"L'autre coté de la vie" Philippe Ragueneau

 

      Compagnon de la libération, Philippe Ragueneau est journaliste et homme de télévision. Il a publié de nombreux ouvrages, tels L’histoire édifiante et véridique du chat Moune (1981), Le dictionnaire du gaullisme (1994), Un homme de l’ombre (1998).
     Dans ce livre à la fois humain, simple et gage d’espoir, il raconte comment il est arrivé à   communiquer, par delà la mort, avec son épouse bien-aimée, Catherine Anglade, celle-ci s’y étant engagée de son vivant. Elle l’accompagne chaque jour de sa vie sur Terre, elle le guide, le protège et l’attend jusqu’au jour où il la rejoindra à son tour de « l’autre côté de la vie »….

 

     1/ Situation (1er signe) : Philippe Ragueneau et sa fille arrivent dans la maison de campagne, à Gordes, après le « départ » de Catherine.

      Sylvie s’exclama :
     « J’ai laissé mon sac sur la table de la chambre et, dedans, il y a mon chéquier. Comme tu n’as pas fermé la maison, à cause des chats, ça m’embête un peu. Je vais le chercher, j’en ai pour une minute.
     - C’est prudent, en effet. Je vais aussi sortir le mien de ma boîte à archives. On ne sait jamais. »


     Sylvie avait récupéré son sac. Mais, dans la chemise à sangle qui contenait mes documents financiers, tout se trouvait bien là, sauf mon chéquier justement. Et je me souvins tout à coup que la veille, à Paris, j’avais établi deux chèques : un pour France Télécom et un pour EDF-GDF et que, machinalement, j’avais replacé mon chéquier dans le petit tiroir de mon bureau à cylindre, face à moi. (On ne se défait pas facilement de ses habitudes.)  Je me souvenais même que j’avais eu du mal à refermer le tiroir car un agenda périmé le bloquait. Tant pis. On aviserait.
     Nos courses terminées, je téléphonerai à Roger :


     « Désolé de te déranger, ma vieille. J’ai oublié mon chéquier dans le tiroir du milieu de mon bureau. Demain matin, la soubrette qui a les clés, vient faire le ménage. Pourrais-tu passer me le prendre et le poster ?
     - Sans problème. »


     Après quoi, Sylvie et moi avons vidé les valises, pendu les vêtements sur les cintres, donné un coup de chiffon sur les meubles, nourri les chats et sorti les fauteuils sur la terrasse. C’est là qu’après le déjeuner je choisis de me prélasser au soleil, heureusement surpris d’avoir affronté l’épreuve de ce retour avec une relative sérénité.
     Et c’est alors que la tentation me vint de faire un peu de provocation.
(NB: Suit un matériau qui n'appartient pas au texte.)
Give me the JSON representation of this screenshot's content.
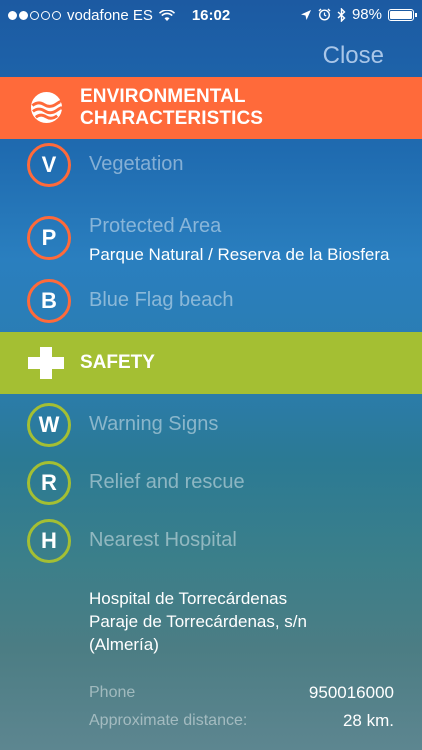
{
  "status_bar": {
    "carrier": "vodafone ES",
    "time": "16:02",
    "battery": "98%",
    "battery_level": 0.98,
    "signal_dots_filled": 2,
    "signal_dots_total": 5
  },
  "close_label": "Close",
  "environmental": {
    "title": "ENVIRONMENTAL CHARACTERISTICS",
    "color": "#ff6a3a",
    "items": [
      {
        "letter": "V",
        "label": "Vegetation"
      },
      {
        "letter": "P",
        "label": "Protected Area",
        "value": "Parque Natural / Reserva de la Biosfera"
      },
      {
        "letter": "B",
        "label": "Blue Flag beach"
      }
    ]
  },
  "safety": {
    "title": "SAFETY",
    "color": "#a4bf33",
    "items": [
      {
        "letter": "W",
        "label": "Warning Signs"
      },
      {
        "letter": "R",
        "label": "Relief and rescue"
      },
      {
        "letter": "H",
        "label": "Nearest Hospital"
      }
    ],
    "hospital": {
      "line1": "Hospital de Torrecárdenas",
      "line2": "Paraje de Torrecárdenas, s/n",
      "line3": "(Almería)"
    },
    "phone_label": "Phone",
    "phone_value": "950016000",
    "distance_label": "Approximate distance:",
    "distance_value": "28 km."
  }
}
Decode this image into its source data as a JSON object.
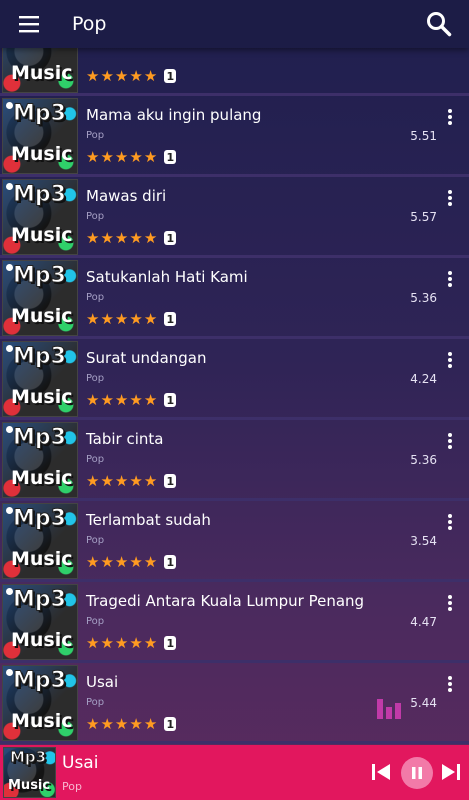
{
  "header": {
    "title": "Pop",
    "menu_icon": "hamburger-menu-icon",
    "search_icon": "search-icon"
  },
  "thumbnail": {
    "top_text": "Mp3",
    "bottom_text": "Music"
  },
  "rating_stars": 5,
  "songs": [
    {
      "title": "",
      "genre": "",
      "duration": "",
      "rating_count": "1"
    },
    {
      "title": "Mama aku ingin pulang",
      "genre": "Pop",
      "duration": "5.51",
      "rating_count": "1"
    },
    {
      "title": "Mawas diri",
      "genre": "Pop",
      "duration": "5.57",
      "rating_count": "1"
    },
    {
      "title": "Satukanlah Hati Kami",
      "genre": "Pop",
      "duration": "5.36",
      "rating_count": "1"
    },
    {
      "title": "Surat undangan",
      "genre": "Pop",
      "duration": "4.24",
      "rating_count": "1"
    },
    {
      "title": "Tabir cinta",
      "genre": "Pop",
      "duration": "5.36",
      "rating_count": "1"
    },
    {
      "title": "Terlambat sudah",
      "genre": "Pop",
      "duration": "3.54",
      "rating_count": "1"
    },
    {
      "title": "Tragedi Antara Kuala Lumpur Penang",
      "genre": "Pop",
      "duration": "4.47",
      "rating_count": "1"
    },
    {
      "title": "Usai",
      "genre": "Pop",
      "duration": "5.44",
      "rating_count": "1",
      "playing": true
    }
  ],
  "player": {
    "title": "Usai",
    "genre": "Pop",
    "accent_color": "#e2175e",
    "state": "playing"
  },
  "colors": {
    "topbar": "#1c1c46",
    "star": "#ff9b21",
    "equalizer": "#c03aa8"
  }
}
J’appelai Catherine, dont l’ombre légère rôdait sûrement dans les parages :


     « Cathy, ma chérie, ça m’ennuie que mon chéquier voyage par la poste. Il peut se perdre, on peut le voler – Ramène-le moi, je t’en prie. »
     Pourquoi me suis-je levé l’instant d’après ?


     Pourquoi suis-je allé vers la voiture, vide de tout bagage et je n’avais rien à y faire ? Pourquoi ai-je ouvert la portière arrière, ce que je ne fais jamais puisque je conduis… Entre mon siège et la baquette arrière, mon chéquier était sur le sol !
     Or, à aucun moment depuis le départ, je n’avais ouvert la chemise à sangle, sauf ce matin pour découvrir qu’il n’était pas là, et à aucun moment je n’avais ouvert la boîte à archives, laquelle, d’ailleurs, se trouvait dans le coffre. Le carburant, je l’avais payé en espèces. Les chèques, je les avais faits la veille, comme en témoignaient les souches et je me revoyais clairement débloquant le tiroir pour y ranger le chéquier.
     Aucun doute ne m’était permis : la minute d’avant, mon chéquier était à Paris ; la minute d’après il se trouvait sur le sol de la voiture. De surcroît, j’avais un témoin :      Sylvie, qui, me voyant revenir, hilare, en brandissant l’objet, s’était exclamée :


     « Eh bien, moi, ça ne m’étonne pas ! »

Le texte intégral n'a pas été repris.